Let’s say for example this happened – and on the first Friday of every month, in the atrium of your building these three interest groups ran basic introduction to coding classes for young mothers in the local community, giving them the means to be able to eventually return to work in higher paid, better appreciated roles than is typically afforded part-time workers. This project even goes on to be a useful source of new hires to the company – the office is the focal point for visibly bringing this to life so that others can see and believe in the sharing of gifts and talents.
And seeing the building used in this way sparked another group of people to do a big skills swap where a group of people elected to do a one for one skills swap – teaching somebody something they knew in return for being taught something they didn’t already know.
Binding all this together were the community connectors. No one appointed these people, they just emerged from individual groups as those who were sufficiently curious and driven to ensure a difference was made. Their energy constantly buzzing around the organisation, making the audacious asks brought out skills no-one knew existed, brought to life in very visible projects in the organisation.
And when the catalytic leader had a challenge and needed people to face into it, the culture and climate of people raising their hand and volunteering their skills was a far cry from the old ways of the leader and her star chamber sitting in a room, flicking through mental images of headshots in their minds picking their winning team based solely on the partial information and experience of what they knew of their team.
Try this out with your team
Get your team together with a bunch of post it notes.
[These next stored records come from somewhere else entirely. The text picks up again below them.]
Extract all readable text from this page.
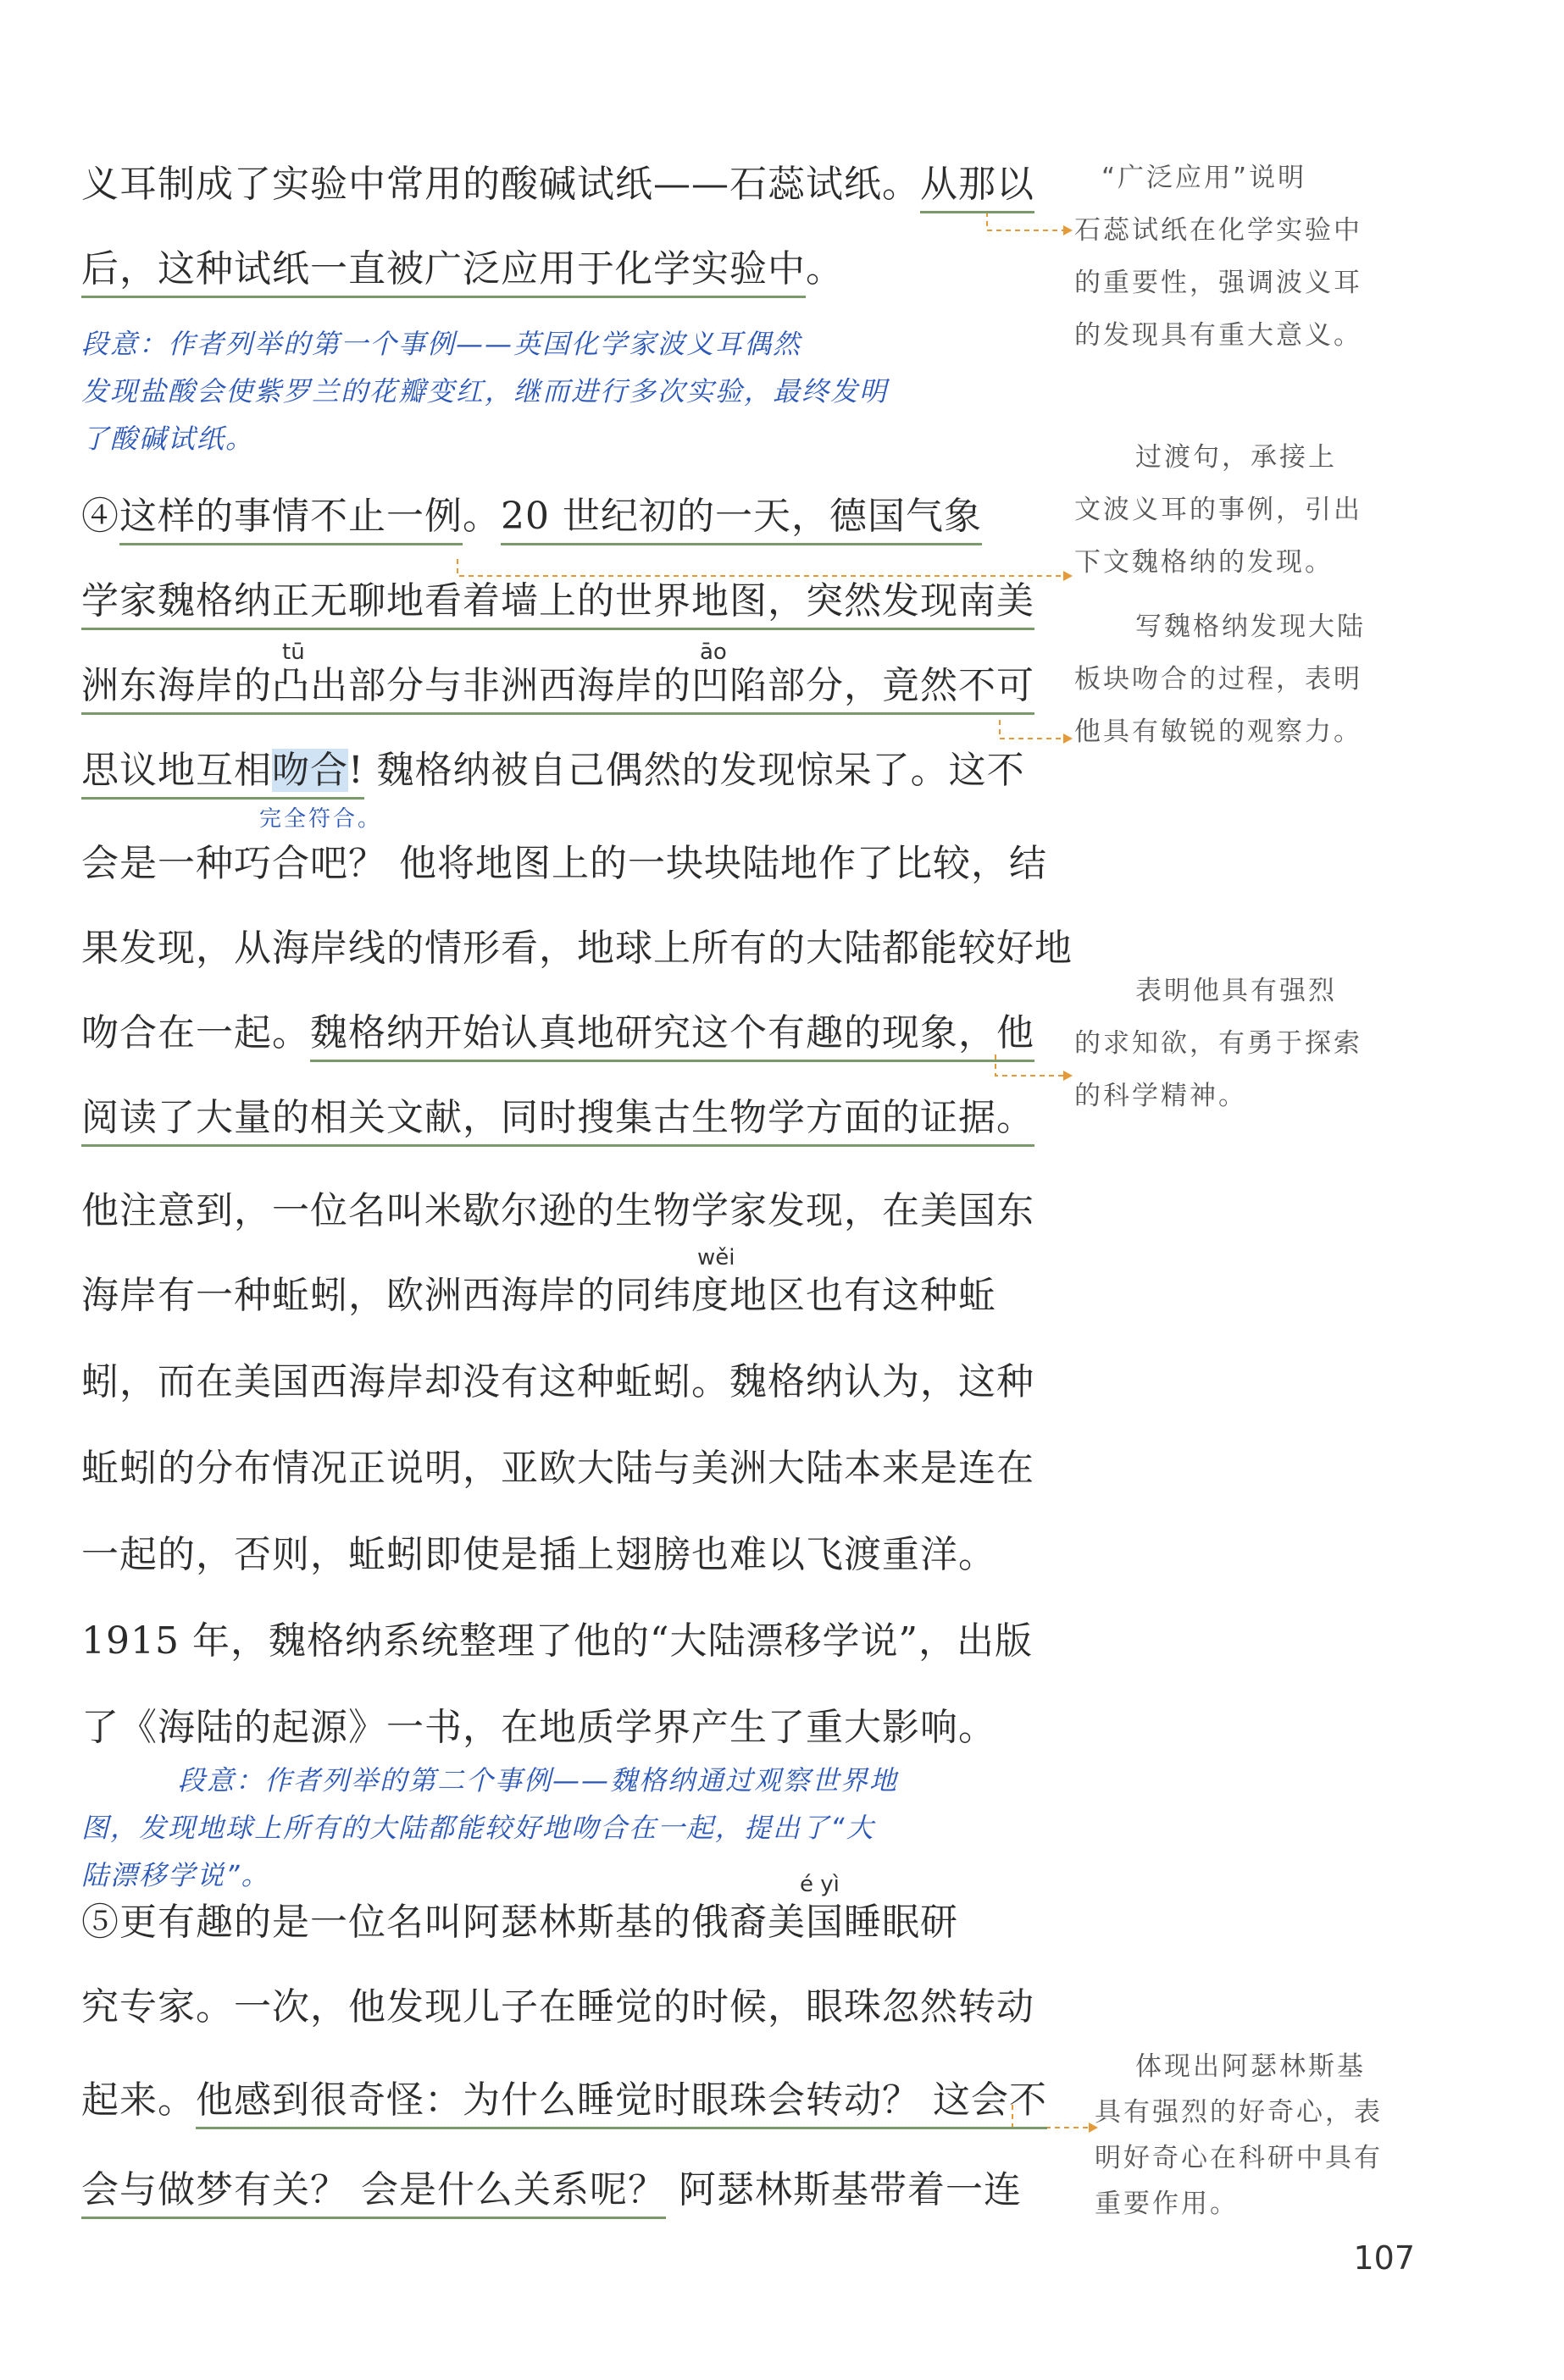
义耳制成了实验中常用的酸碱试纸——石蕊试纸。从那以
后，这种试纸一直被广泛应用于化学实验中。
段意：作者列举的第一个事例——英国化学家波义耳偶然
发现盐酸会使紫罗兰的花瓣变红，继而进行多次实验，最终发明
了酸碱试纸。
④这样的事情不止一例。20 世纪初的一天，德国气象
学家魏格纳正无聊地看着墙上的世界地图，突然发现南美
tū	āo
洲东海岸的凸出部分与非洲西海岸的凹陷部分，竟然不可
思议地互相吻合! 魏格纳被自己偶然的发现惊呆了。这不
完全符合。
会是一种巧合吧？ 他将地图上的一块块陆地作了比较，结
果发现，从海岸线的情形看，地球上所有的大陆都能较好地
吻合在一起。魏格纳开始认真地研究这个有趣的现象，他
阅读了大量的相关文献，同时搜集古生物学方面的证据。
他注意到，一位名叫米歇尔逊的生物学家发现，在美国东
wěi
海岸有一种蚯蚓，欧洲西海岸的同纬度地区也有这种蚯
蚓，而在美国西海岸却没有这种蚯蚓。魏格纳认为，这种
蚯蚓的分布情况正说明，亚欧大陆与美洲大陆本来是连在
一起的，否则，蚯蚓即使是插上翅膀也难以飞渡重洋。
1915 年，魏格纳系统整理了他的“大陆漂移学说”，出版
了《海陆的起源》一书，在地质学界产生了重大影响。
段意：作者列举的第二个事例——魏格纳通过观察世界地
图，发现地球上所有的大陆都能较好地吻合在一起，提出了“大
陆漂移学说”。	é yì
⑤更有趣的是一位名叫阿瑟林斯基的俄裔美国睡眠研
究专家。一次，他发现儿子在睡觉的时候，眼珠忽然转动
起来。他感到很奇怪：为什么睡觉时眼珠会转动？ 这会不
会与做梦有关？ 会是什么关系呢？ 阿瑟林斯基带着一连
“广泛应用”说明
石蕊试纸在化学实验中
的重要性，强调波义耳
的发现具有重大意义。
过渡句，承接上
文波义耳的事例，引出
下文魏格纳的发现。
写魏格纳发现大陆
板块吻合的过程，表明
他具有敏锐的观察力。
表明他具有强烈
的求知欲，有勇于探索
的科学精神。
体现出阿瑟林斯基
具有强烈的好奇心，表
明好奇心在科研中具有
重要作用。
107
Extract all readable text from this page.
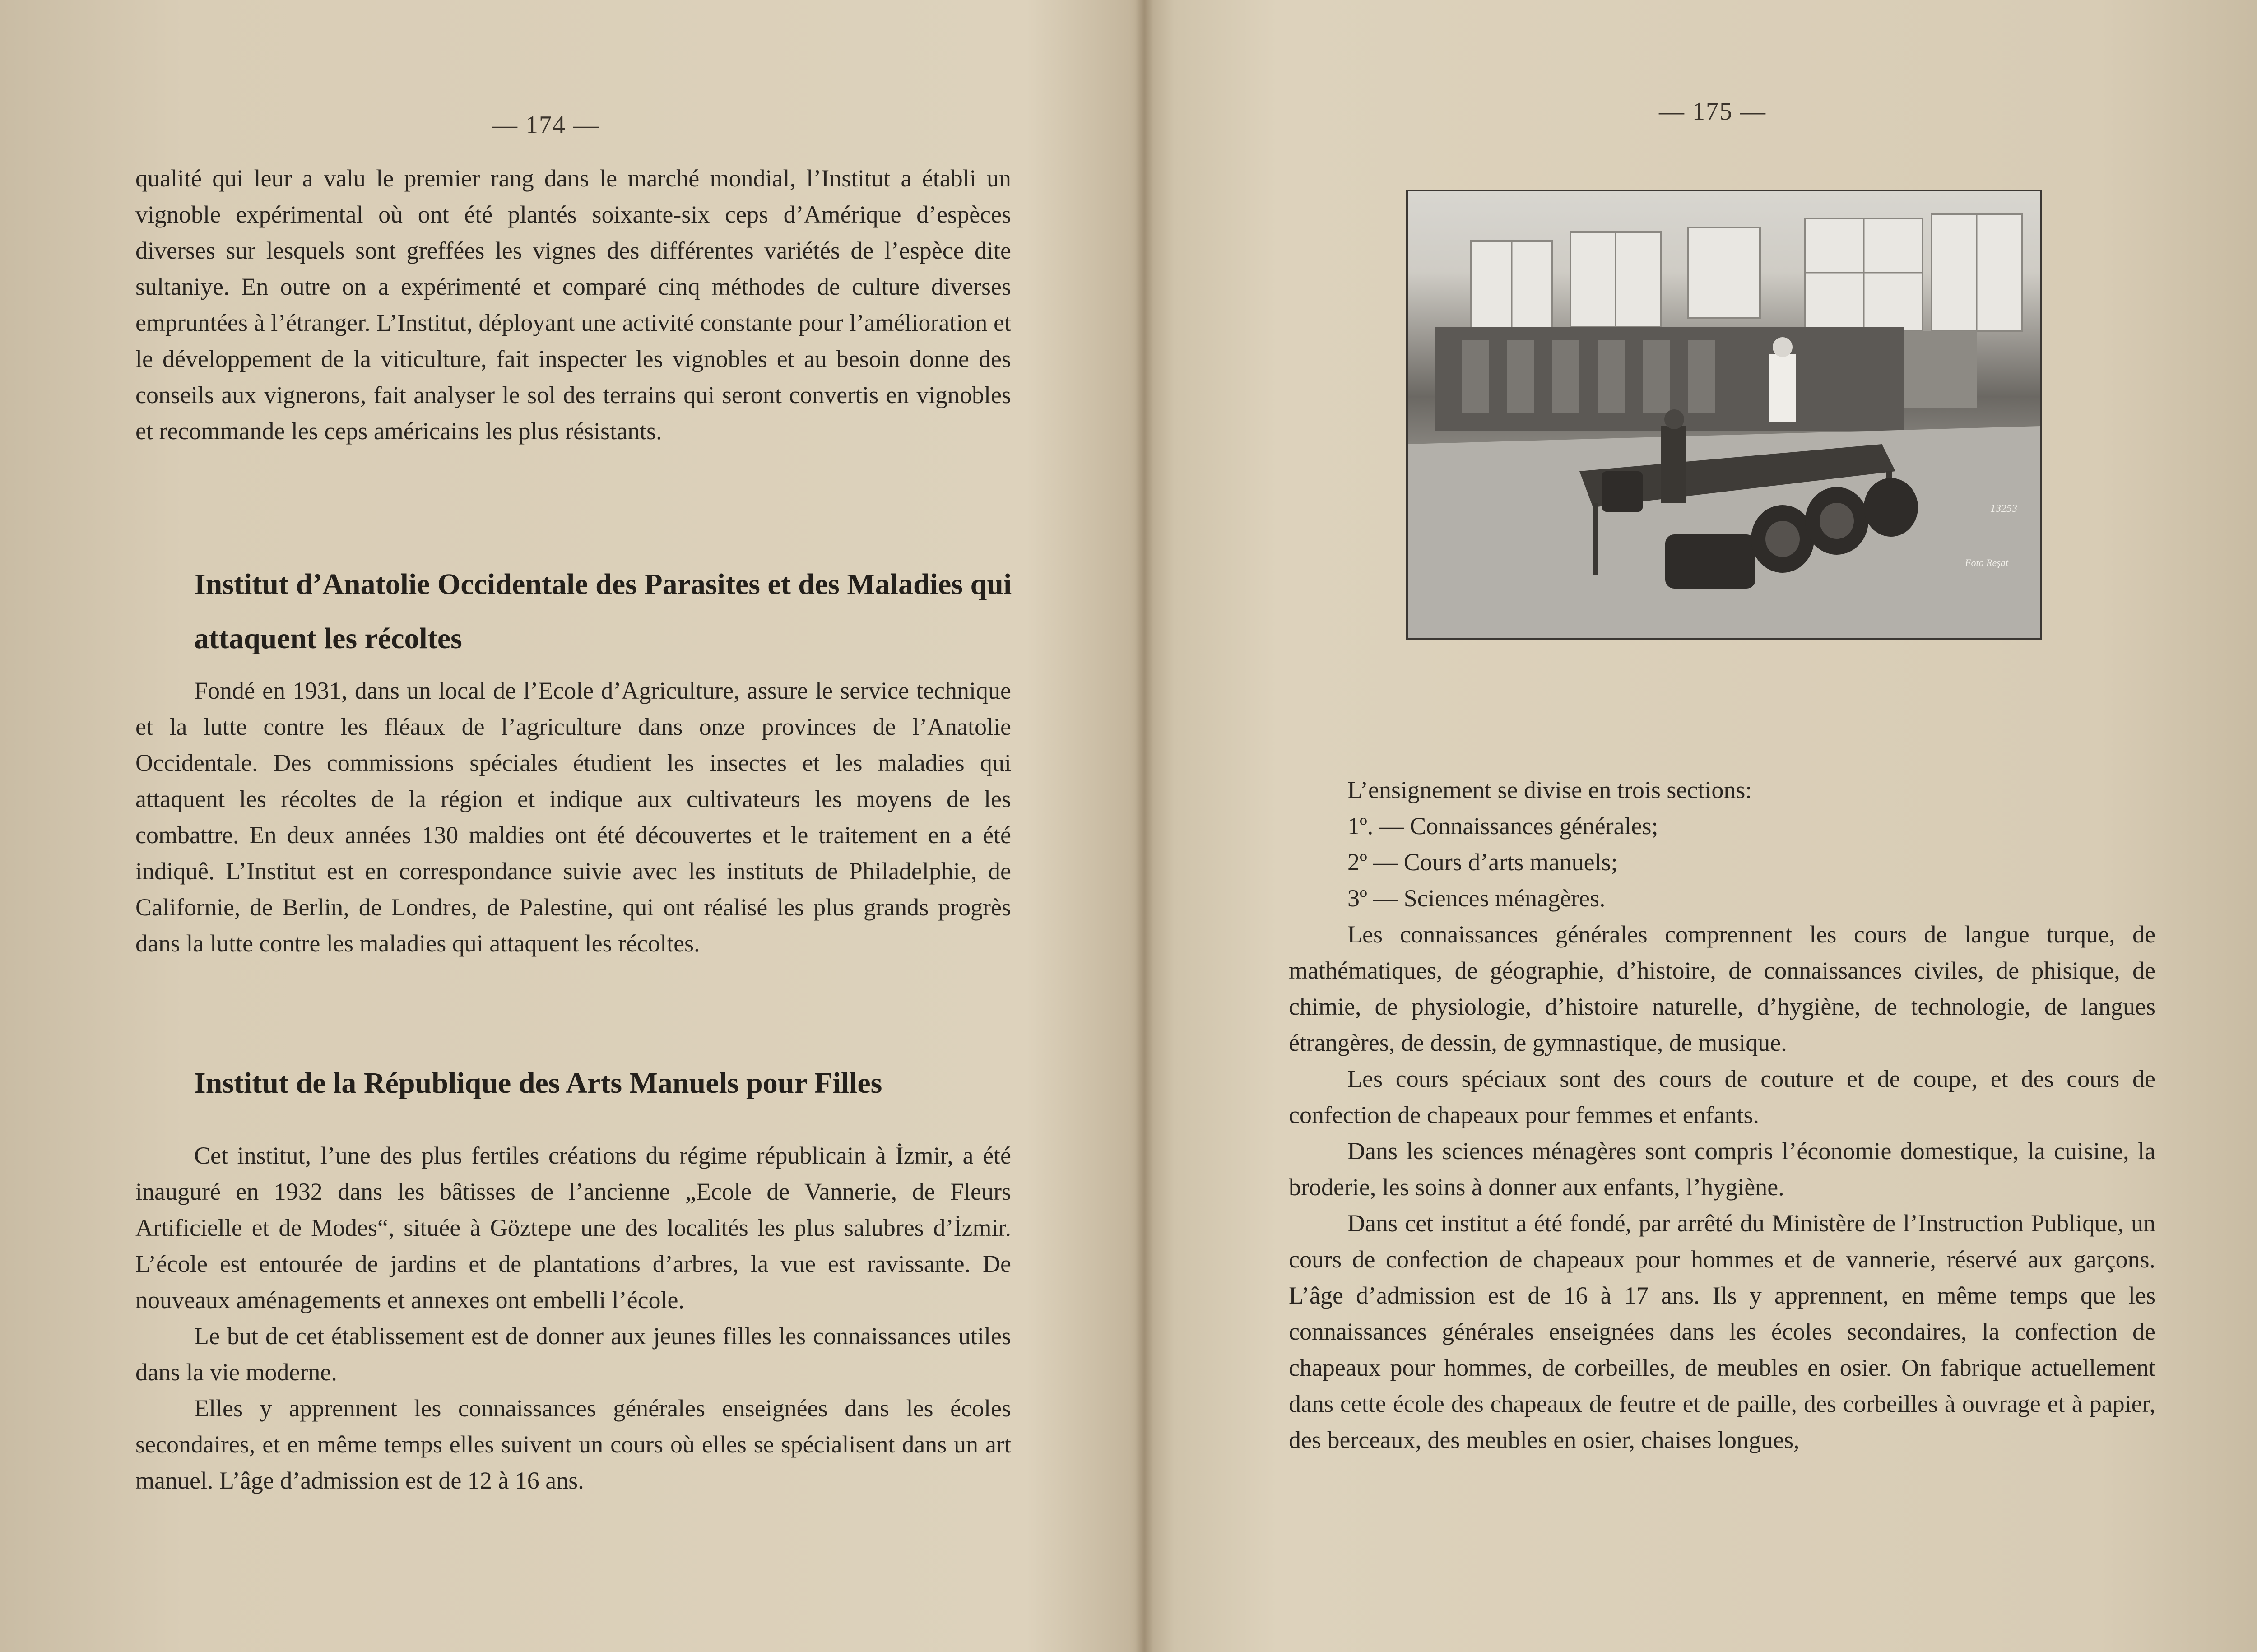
— 174 —

qualité qui leur a valu le premier rang dans le marché mondial, l’Institut a établi un vignoble expérimental où ont été plantés soixante-six ceps d’Amérique d’espèces diverses sur lesquels sont greffées les vignes des différentes variétés de l’espèce dite sultaniye. En outre on a expérimenté et comparé cinq méthodes de culture diverses empruntées à l’étranger. L’Institut, déployant une activité constante pour l’amélioration et le développement de la viticulture, fait inspecter les vignobles et au besoin donne des conseils aux vignerons, fait analyser le sol des terrains qui seront convertis en vignobles et recommande les ceps américains les plus résistants.

Institut d’Anatolie Occidentale des Parasites et des Maladies qui attaquent les récoltes

Fondé en 1931, dans un local de l’Ecole d’Agriculture, assure le service technique et la lutte contre les fléaux de l’agriculture dans onze provinces de l’Anatolie Occidentale. Des commissions spéciales étudient les insectes et les maladies qui attaquent les récoltes de la région et indique aux cultivateurs les moyens de les combattre. En deux années 130 maldies ont été découvertes et le traitement en a été indiquê. L’Institut est en correspondance suivie avec les instituts de Philadelphie, de Californie, de Berlin, de Londres, de Palestine, qui ont réalisé les plus grands progrès dans la lutte contre les maladies qui attaquent les récoltes.

Institut de la République des Arts Manuels pour Filles

Cet institut, l’une des plus fertiles créations du régime républicain à İzmir, a été inauguré en 1932 dans les bâtisses de l’ancienne „Ecole de Vannerie, de Fleurs Artificielle et de Modes“, située à Göztepe une des localités les plus salubres d’İzmir. L’école est entourée de jardins et de plantations d’arbres, la vue est ravissante. De nouveaux aménagements et annexes ont embelli l’école.

Le but de cet établissement est de donner aux jeunes filles les connaissances utiles dans la vie moderne.

Elles y apprennent les connaissances générales enseignées dans les écoles secondaires, et en même temps elles suivent un cours où elles se spécialisent dans un art manuel. L’âge d’admission est de 12 à 16 ans.

— 175 —
13253
Foto Reşat

L’ensignement se divise en trois sections:

1º. — Connaissances générales;

2º — Cours d’arts manuels;

3º — Sciences ménagères.

Les connaissances générales comprennent les cours de langue turque, de mathématiques, de géographie, d’histoire, de connaissances civiles, de phisique, de chimie, de physiologie, d’histoire naturelle, d’hygiène, de technologie, de langues étrangères, de dessin, de gymnastique, de musique.

Les cours spéciaux sont des cours de couture et de coupe, et des cours de confection de chapeaux pour femmes et enfants.

Dans les sciences ménagères sont compris l’économie domestique, la cuisine, la broderie, les soins à donner aux enfants, l’hygiène.

Dans cet institut a été fondé, par arrêté du Ministère de l’Instruction Publique, un cours de confection de chapeaux pour hommes et de vannerie, réservé aux garçons. L’âge d’admission est de 16 à 17 ans. Ils y apprennent, en même temps que les connaissances générales enseignées dans les écoles secondaires, la confection de chapeaux pour hommes, de corbeilles, de meubles en osier. On fabrique actuellement dans cette école des chapeaux de feutre et de paille, des corbeilles à ouvrage et à papier, des berceaux, des meubles en osier, chaises longues,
Ask everyone to write down a skill they have and stick it on the wall. Repeat this process ten times, if people feel they are drying up before this they’re not thinking hard enough, it doesn’t have to be obviously skills practiced in the workplace but also in home and leisure life.
Now group these. We have now transitioned from individual skill to collective skill. Any of those post it notes can be blended in recipes to make interesting combinations you may never have thought of before.
Next ask the team to write down a skill they know they can find or ask of someone in their circle that could be got without paying for or bartering in return. Do this five times and add these to your board.
Now group these. We have now transitioned from the collective skill of the group to the collective network skill of the group. Once again any of these post it notes can be blended into new and interesting recipes.
The maths of ABCD is pretty simple. Let’s say I have thirty skills. That’s great. But if I know ten other people who are up for working and sharing with me and they each have thirty skills then between us we now have access to a maximum of three hundred and thirty skills. A lot more than I had alone.
If we then factor in the additional skills that exists in each of our own circle and networks, we could be approaching thousands of skills at our disposal. It’s the multiplier effect in itself.
The common lament of most leaders is that I can’t get this done because I don’t have enough people. As the research from CIPD shows, it’s less about having the volume of people, it’s getting the work you need to do better matched with the skills your people have.